I grew up in a blue collar household
and have held blue collar jobs for most of my adult life. My grandfather had a
beard, my father has a beard, and I have a beard. It’s pretty common among blue
collar workers to have a beard. I wear clothes with labels like Carhartt and Wrangler.
I wear flannel shirts and baseball caps and old beat-up footwear, not because I
think it looks cool, but because that’s what you wear when your work blue
collar. And now the hipsters have decided that they want to look like me. They
don’t want to work blue collar jobs; they just want to steal the image of those
of us who work blue collar jobs. And I don’t have a problem with that, other
than the fact that I now appear to be a hipster myself. And it gets worse.

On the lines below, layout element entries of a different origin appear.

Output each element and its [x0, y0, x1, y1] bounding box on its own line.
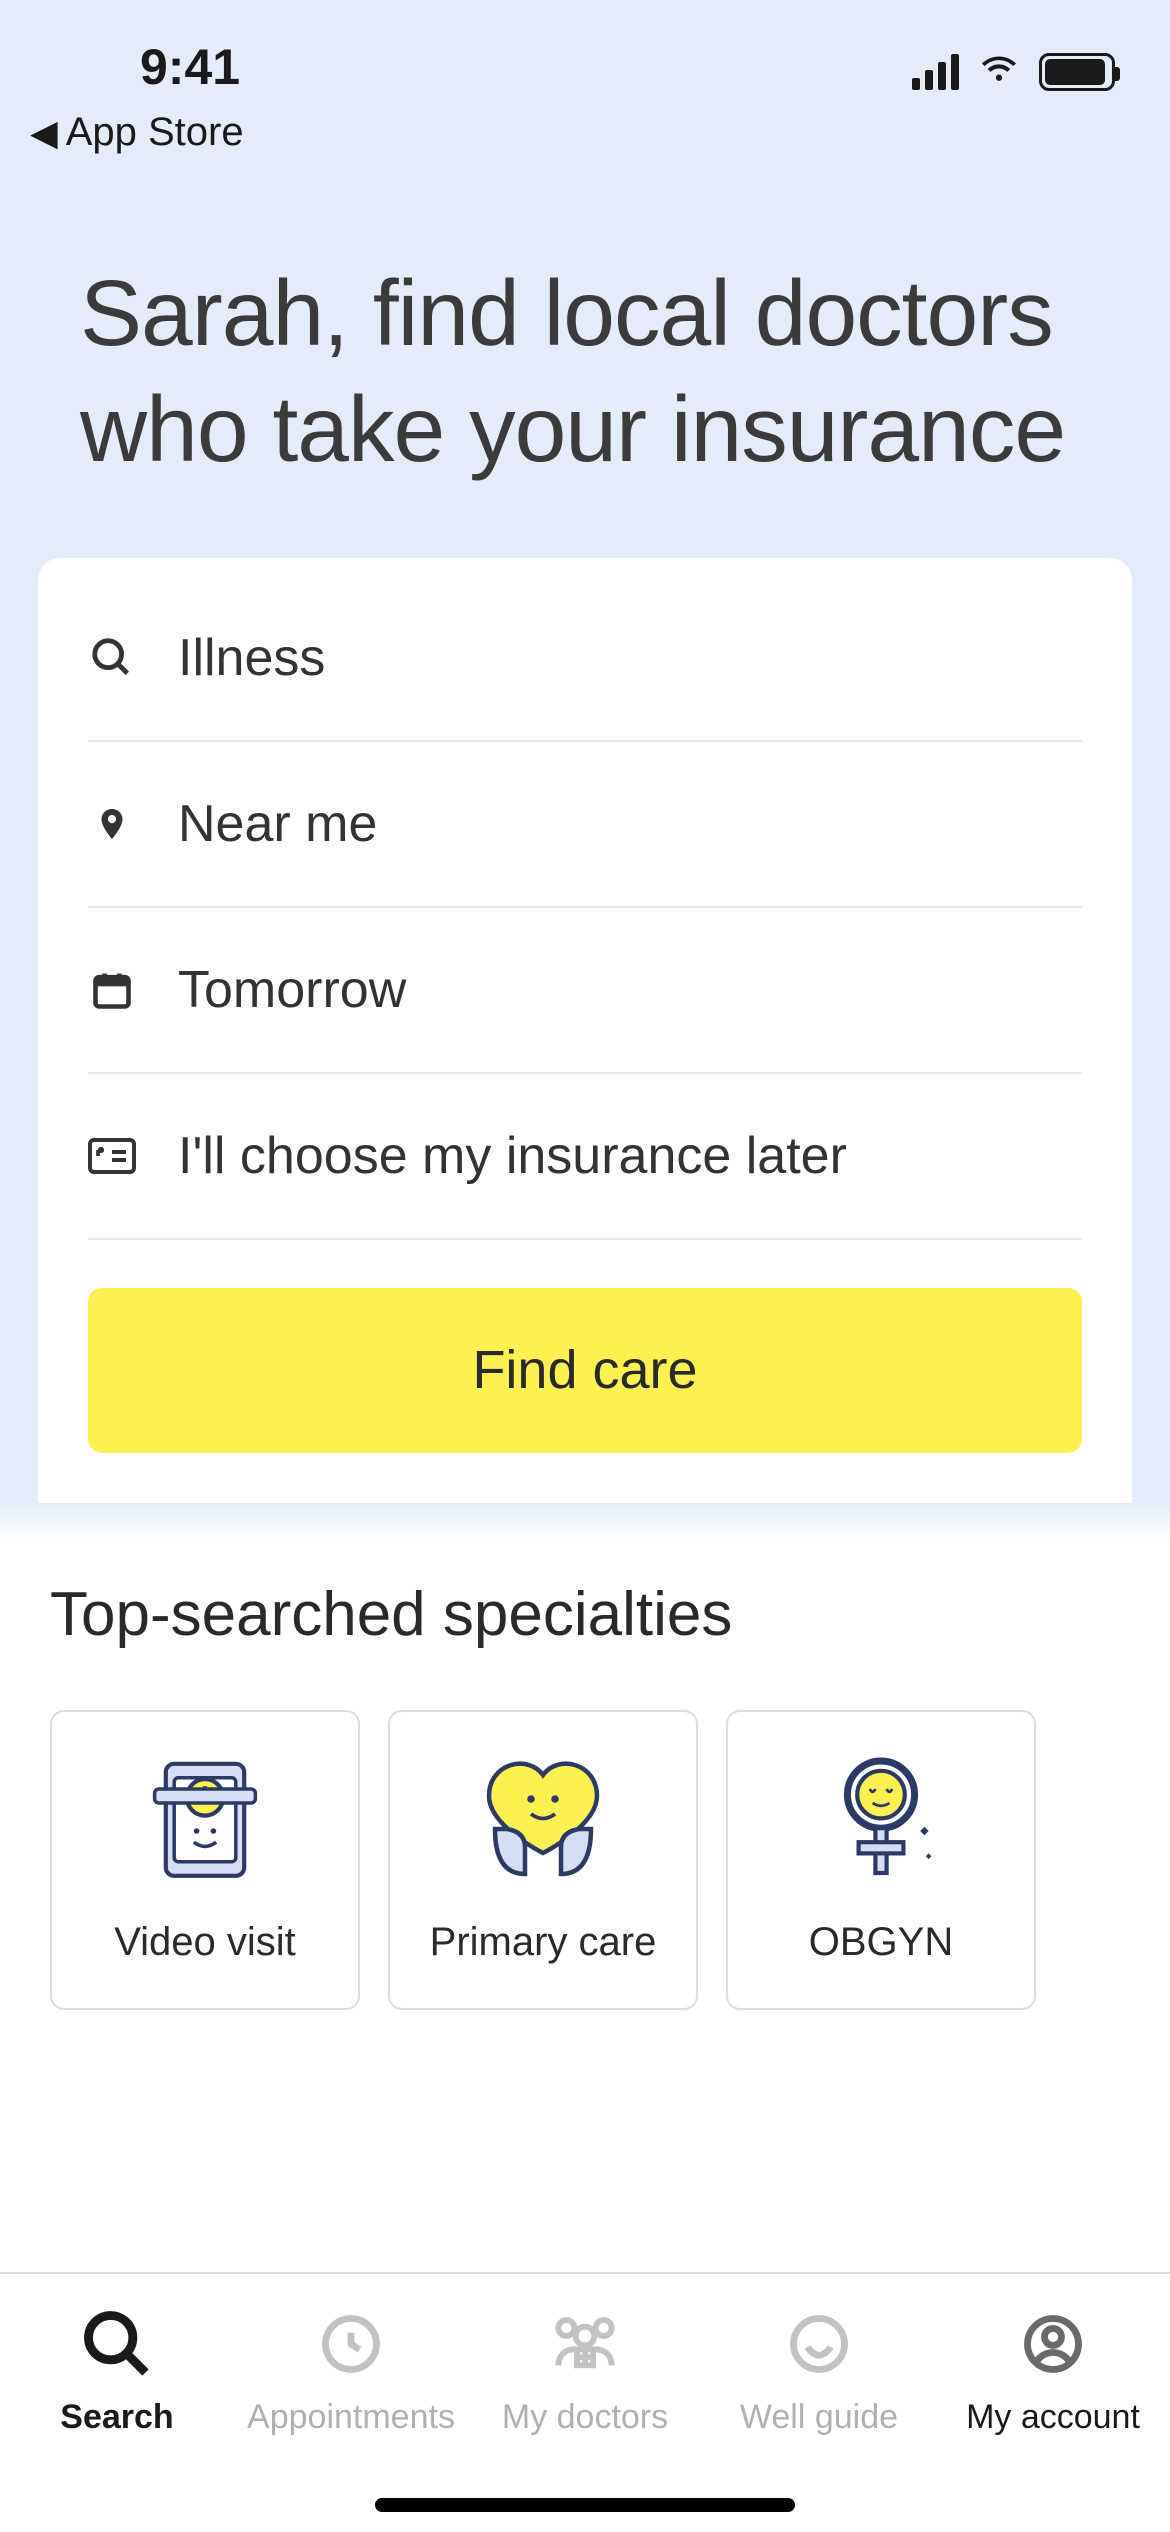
wifi-icon — [977, 47, 1021, 96]
card-label: Video visit — [114, 1920, 296, 1965]
search-date-field[interactable]: Tomorrow — [88, 908, 1082, 1074]
tab-well-guide[interactable]: Well guide — [702, 2274, 936, 2532]
specialty-card-obgyn[interactable]: OBGYN — [726, 1710, 1036, 2010]
top-searched-heading: Top-searched specialties — [50, 1579, 1120, 1650]
specialty-card-video-visit[interactable]: Video visit — [50, 1710, 360, 2010]
back-to-app-store[interactable]: ◀ App Store — [0, 100, 1170, 185]
battery-icon — [1039, 53, 1115, 91]
clock-icon — [311, 2304, 391, 2384]
tab-label: Appointments — [247, 2398, 455, 2437]
condition-value: Illness — [178, 628, 325, 688]
status-bar: 9:41 — [0, 0, 1170, 100]
tab-label: My account — [966, 2398, 1140, 2437]
tab-bar: Search Appointments My doctors Well guid… — [0, 2272, 1170, 2532]
doctors-icon — [545, 2304, 625, 2384]
date-value: Tomorrow — [178, 960, 406, 1020]
tab-my-doctors[interactable]: My doctors — [468, 2274, 702, 2532]
status-time: 9:41 — [55, 38, 240, 96]
specialty-cards: Video visit Primary care — [50, 1710, 1120, 2010]
tab-label: My doctors — [502, 2398, 668, 2437]
search-condition-field[interactable]: Illness — [88, 598, 1082, 742]
card-label: Primary care — [430, 1920, 657, 1965]
account-icon — [1013, 2304, 1093, 2384]
tab-my-account[interactable]: My account — [936, 2274, 1170, 2532]
search-insurance-field[interactable]: I'll choose my insurance later — [88, 1074, 1082, 1240]
tab-search[interactable]: Search — [0, 2274, 234, 2532]
search-card: Illness Near me Tomorrow I'll choose my … — [38, 558, 1132, 1503]
tab-label: Search — [60, 2398, 173, 2437]
search-tab-icon — [77, 2304, 157, 2384]
home-indicator[interactable] — [375, 2498, 795, 2512]
tab-label: Well guide — [740, 2398, 898, 2437]
location-pin-icon — [88, 801, 136, 847]
find-care-button[interactable]: Find care — [88, 1288, 1082, 1453]
location-value: Near me — [178, 794, 377, 854]
calendar-icon — [88, 968, 136, 1012]
back-label: App Store — [66, 110, 244, 155]
search-location-field[interactable]: Near me — [88, 742, 1082, 908]
cellular-icon — [912, 54, 959, 90]
specialty-card-primary-care[interactable]: Primary care — [388, 1710, 698, 2010]
smile-icon — [779, 2304, 859, 2384]
top-searched-section: Top-searched specialties Video visit — [0, 1539, 1170, 2273]
tab-appointments[interactable]: Appointments — [234, 2274, 468, 2532]
hero: Sarah, find local doctors who take your … — [0, 185, 1170, 558]
video-visit-icon — [130, 1742, 280, 1892]
status-indicators — [912, 47, 1115, 96]
back-caret-icon: ◀ — [30, 112, 58, 154]
primary-care-icon — [468, 1742, 618, 1892]
hero-title: Sarah, find local doctors who take your … — [80, 255, 1090, 488]
search-icon — [88, 635, 136, 681]
obgyn-icon — [806, 1742, 956, 1892]
insurance-card-icon — [88, 1137, 136, 1175]
insurance-value: I'll choose my insurance later — [178, 1126, 847, 1186]
card-label: OBGYN — [809, 1920, 953, 1965]
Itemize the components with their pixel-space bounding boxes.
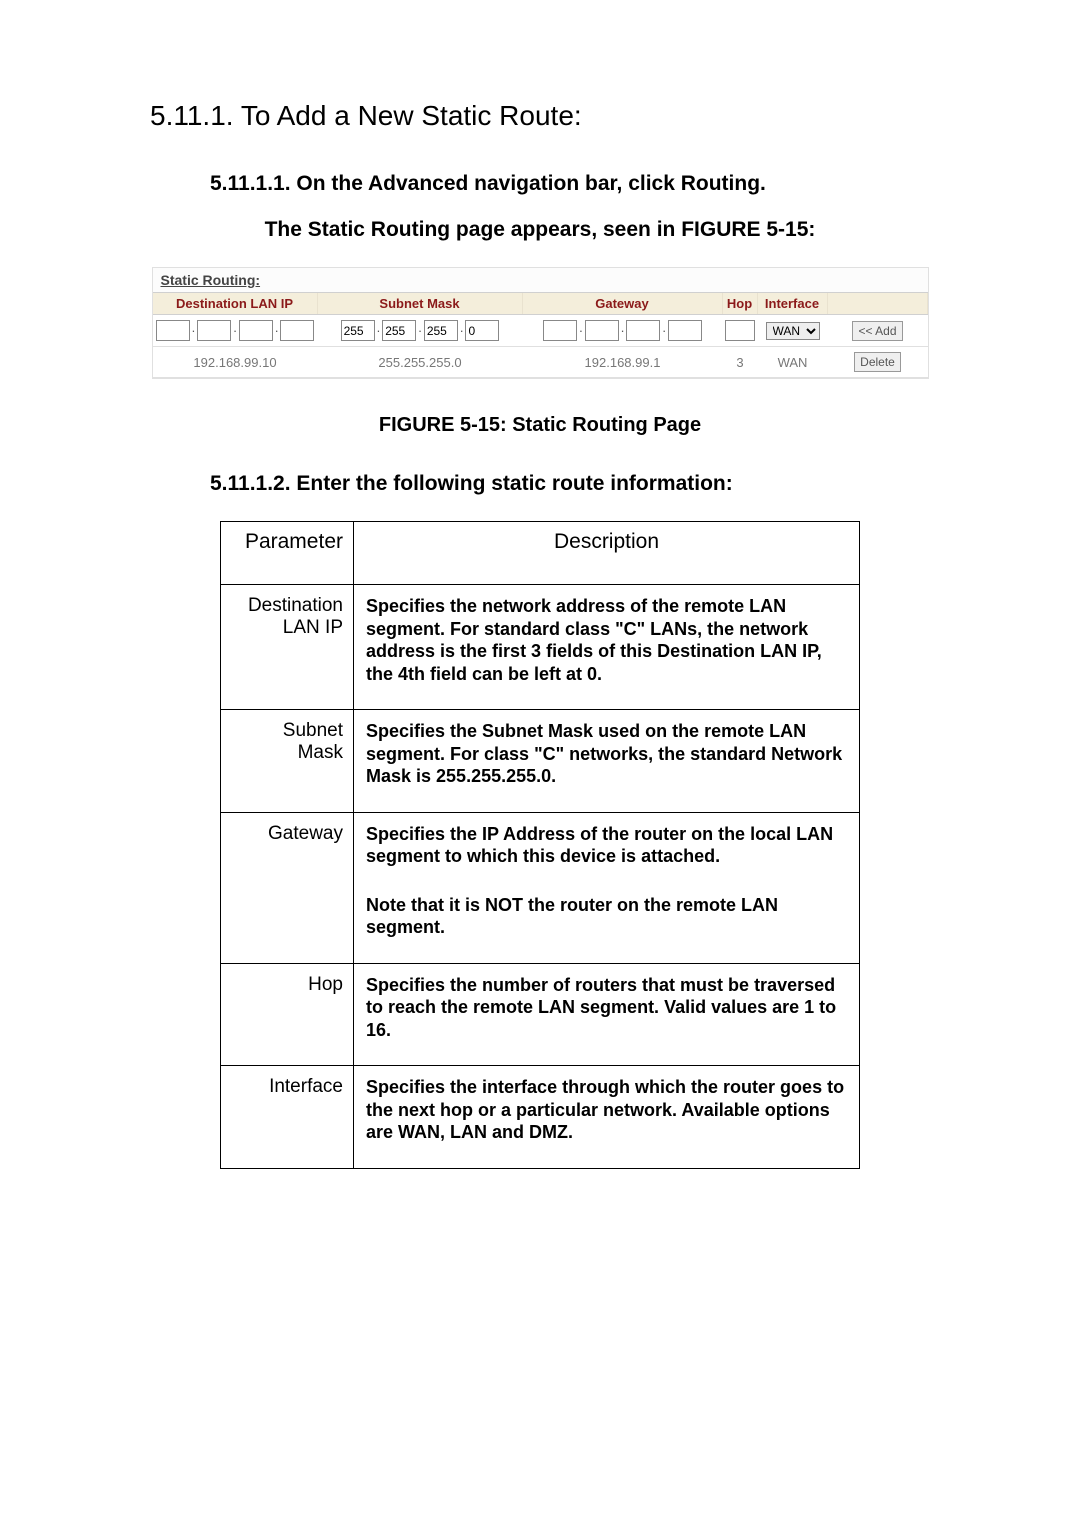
param-name: Interface [221, 1066, 354, 1169]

I
recently started riding a fixed-gear bicycle. Not because I thought it was
cool, but because I plan on racing in a fixed-gear category at a local cycling
event. And I love Kale.
So I’m a hipster. Big deal. I didn’t
do it on purpose. And it won’t last long anyway. A year from now, blue collar
will be out and something else will be in. I’m hoping it’s a Revolutionary War
look of powdered wigs and tail coats and pantaloons, but I’m not holding my
breath. No matter what it is, I’ll continue wearing what I’ve been wearing my entire
life. And I know that if any hipsters read this blog post, they will most
certainly scoff at it, claiming something absurd, like “only a true hipster would
write a blog about being a hipster.” And I’m ok with that too, because if it’s
true that hipsters don’t even know that they’re hipsters, and refuse to admit that they're hipsters, then I am most definitely
a hipster!
Funny! And I like how you weave so much history into your writing.